+ 2
Can someone explain me prefix and postfix
How in postfix the value is used first and then it is incremented or decremented
4 Réponses
+ 5
preincrement
b = ++a; => b = (++a);
postincrement
b = a++; => (b = a); a++;
+ 4
Furthermore, in C++ (it is very likely the same in Java), the postfix incremental x++ invokes the copy constructor of the integer "class", effectively resulting in an overhead when you simply want an increment of your variable.
This becomes important and more dramatic when you call this incremental multiple times as in the head of a for-loop or in the Body of a loop.
++x does not invoke the copy constructor and increments "right away". You should always prefer this unless the post - incremental is exactly what you need for the logic of your algorithm.
+ 1
Really simple:
- prefix evaluates the expression and returns the updated value back.

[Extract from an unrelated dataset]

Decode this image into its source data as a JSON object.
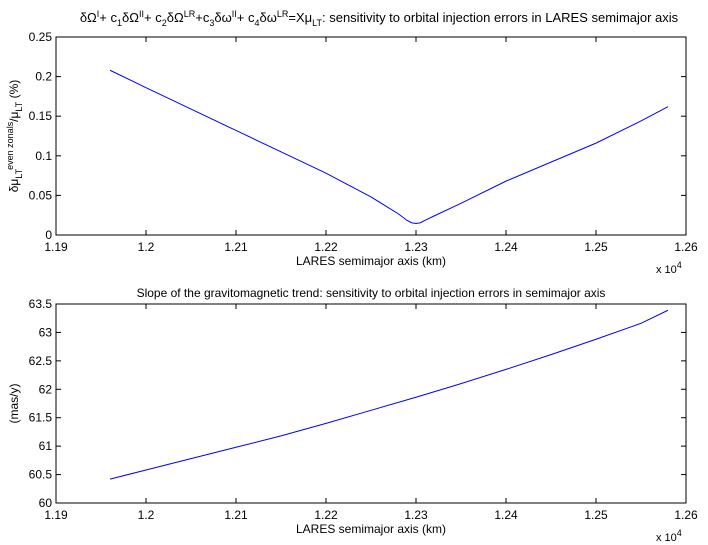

- postfix first returns the value and then evaluates the expression.
Example:
int x_prefix = 0;
int x_postfix = 0;
System.out.println(++x_prefix); // result: 1
System.out.println(x_prefix); // result: 1
System.out.println(x_postfix++); // result: 0
System.out.println(x_postfix); // result: 1
Hope that helps. :)
+ 1
//Description about postfix and prefix
++ has higher precedence than arithmetic operators
++/-- has two types (postfix or prefix)
if it is postfix: only value will be assigned to 'b' and after execution of current instruction postfix operator give operation effect
if it is prefix: only associated operator with prefix operator will increment and value will be assigned to b
example:
a=5;
b=a++; //value of b will be 5, after execution of this statement, a will increment by 1
a=5;
b=++a; //first value of a will increment by a and then value will be assign to b
value of a and b will be 6, 6 respectively.